Asha said nothing, watching Sade for a minute. “Mom,” she said quietly, taking the rag from her hand, “you know you–”
“Am I getting my coffee?” Suit Man’s voice cut through the quiet buzz of the morning patrons. “This is a bit…ridiculous, you know?”
“Oh, you can make your own and shove it up your arse,” Sade flashed a smile at him, snatched the rag back from Asha, and began furiously dabbing the counter. Really, some people. The way they thought their time was gold and everyone else’s was bloody pyrite.
“Mom!” Asha’s mouth hung open. She waddled–walked–to the register, her eyebrows tilted with remorse, but Suit Man was already out the door and climbing into his Model 3 Tesla before Asha could say a word.
___
By closing time, Sade had taped a clumsy OUT OF ORDER sign on the espresso machine, handled dozens of disgruntled, under-caffeinated customers, forgotten three orders, and called about five people by the wrong name. Asha was drooping like a sunflower in rain, hair spilling out of her ponytail and apron long abandoned.
“Our reviews keep going down,” she was sitting on her stool behind the register, scrolling through her phone. “We’re almost under four stars.”
“Who gives a damn?” Sade waved her hand.
“Everyone. Why would anyone come to a place with three-point-something stars when they could go somewhere with five?”
“We have our loyal customers,” Sade leaned the broom against the wall, where it promptly slid down to the floor with a hollow ping. “Dan and Joe still come in every morning, don’t they? And Simran and her book club every weekend?”
“Dan and who?” Asha’s brows creased.
“No matter,” Sade picked the broom back up and held on to it. “Anyways, I’ve been thinking. We’ve had a good run here. Good enough that we should close the whole thing down while we’re on top, no?”
Asha froze. “What?”
Sade shrugged. “Let’s sell the place.”
“Mom.” Asha slowly put her phone facedown on the counter, reflexively moving her hand to her stomach. “Mom, what are you saying?”
Sade plucked a Lysol wipe and swiped the surface of the corner table. “What I said. I think it’s time to move on.”
“But! But this place is your life!”
Sade looked around at the small space, lit now by orange lights that hung like orbs from the ceiling and on the tables. There were the dark wood floors and tables, clean and varnished but with the inevitable coffee rings staining the odd corner. Dried flowers hung from the walls, a product of slow afternoons when Asha took old bouquets and delicately threaded the blossoms together with twine. Paintings that Sade’s late husband had carefully brushed onto old newspapers. And everywhere–on the aprons, backwards in the windows decals, on the hand-drawn chalk sign outside–was the name that had brought Sade such pride for twenty-three years: Sun & Sade Café.
There were so many memories, floating like ghostly cobwebs strung all over the place.
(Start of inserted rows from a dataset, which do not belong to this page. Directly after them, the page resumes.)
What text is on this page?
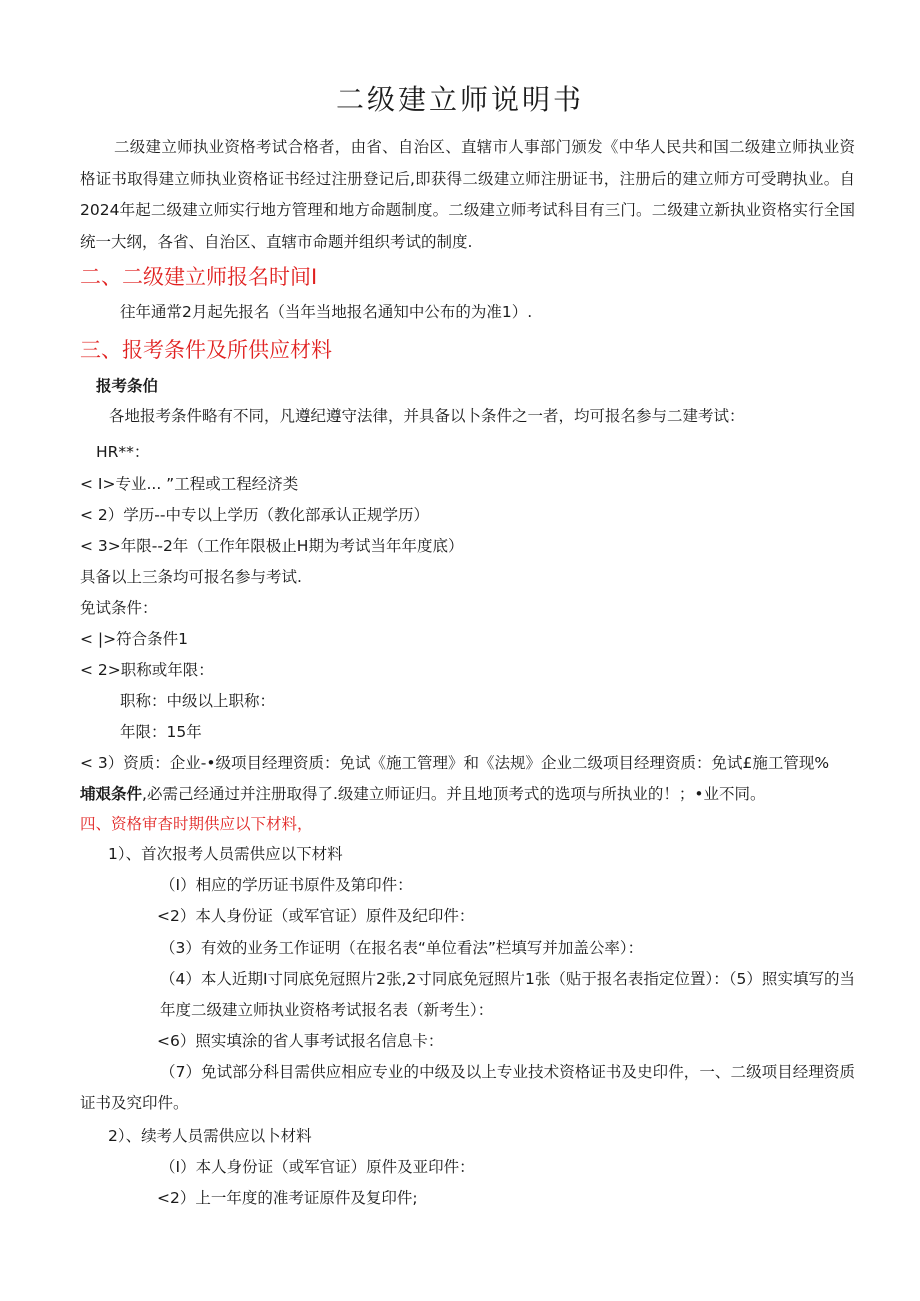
二级建立师说明书
二级建立师执业资格考试合格者，由省、自治区、直辖市人事部门颁发《中华人民共和国二级建立师执业资格证书取得建立师执业资格证书经过注册登记后,即获得二级建立师注册证书，注册后的建立师方可受聘执业。自2024年起二级建立师实行地方管理和地方命题制度。二级建立师考试科目有三门。二级建立新执业资格实行全国统一大纲，各省、自治区、直辖市命题并组织考试的制度.
二、二级建立师报名时间I
往年通常2月起先报名（当年当地报名通知中公布的为准1）.
三、报考条件及所供应材料
报考条伯
各地报考条件略有不同，凡遵纪遵守法律，并具备以卜条件之一者，均可报名参与二建考试：
HR**：
< I>专业... ”工程或工程经济类
< 2）学历--中专以上学历（教化部承认正规学历）
< 3>年限--2年（工作年限极止H期为考试当年年度底）
具备以上三条均可报名参与考试.
免试条件：
< |>符合条件1
< 2>职称或年限：
职称：中级以上职称：
年限：15年
< 3）资质：企业-•级项目经理资质：免试《施工管理》和《法规》企业二级项目经理资质：免试£施工管现%
埔艰条件,必需己经通过并注册取得了.级建立师证归。并且地顶考式的选项与所执业的！；•业不同。
四、资格审杳时期供应以下材料，
1）、首次报考人员需供应以下材料
（I）相应的学历证书原件及第印件：
<2）本人身份证（或军官证）原件及纪印件：
（3）有效的业务工作证明（在报名表“单位看法”栏填写并加盖公率）：
（4）本人近期I寸同底免冠照片2张,2寸同底免冠照片1张（贴于报名表指定位置）：（5）照实填写的当年度二级建立师执业资格考试报名表（新考生）：
<6）照实填涂的省人事考试报名信息卡：
（7）免试部分科目需供应相应专业的中级及以上专业技术资格证书及史印件，一、二级项目经理资质证书及究印件。
2）、续考人员需供应以卜材料
（I）本人身份证（或军官证）原件及亚印件：
<2）上一年度的准考证原件及复印件;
But now, little by little, they were vanishing. She was losing sight of the threads, and sometimes she hardly felt their absence. The cups, the frames, the vases–these were pieces of a beautiful life. Someone else’s life.
“Not anymore,” she said, eyes crinkling at the corners. Wasn’t it a bit wonderful, somehow?
“Is this because of what the doctor said? Because you’re still you, you know, you can’t be not yourself, it’s a conundrum–”
“The past has its place,” Sade interrupted. “It’s true, I loved it here. I loved making it with you. But you need to focus on your family. I need to have space to be someone else. The past is the past, but that’s all it is.”
Sade looked up at Asha to see tears running down her face, and she dropped the broom to embrace her daughter. She might forget her, too, one day. But not today. Not right now. And that was all she had.
“Okay,” Asha sniffled.
“Okay,” Sade smiled. “Let’s go on until Friday, then we’ll close. For good.”
___
Asha was gone for the day, back to her orthodontist husband and their churlish brown terrier. Sade sat at the table at the very center of the room, hands quivering as she pushed a needle through the thin strip of cloth. The rest of Asha’s apron pooled in her lap as she sewed the straps, adding another foot of fabric. Friday was only three days away, but her daughter might as well be comfortable if she was going to wear this bloody thing for another half-week.
“Goddamn,” she said to the empty room as the needle poked her finger through the cloth, again. “First my brain decides it’s a sieve, now a pin cushion.” She carefully wove the string through, up and over, down and through, blind to the cars rushing past the wide windows or the timid footsteps of new rain.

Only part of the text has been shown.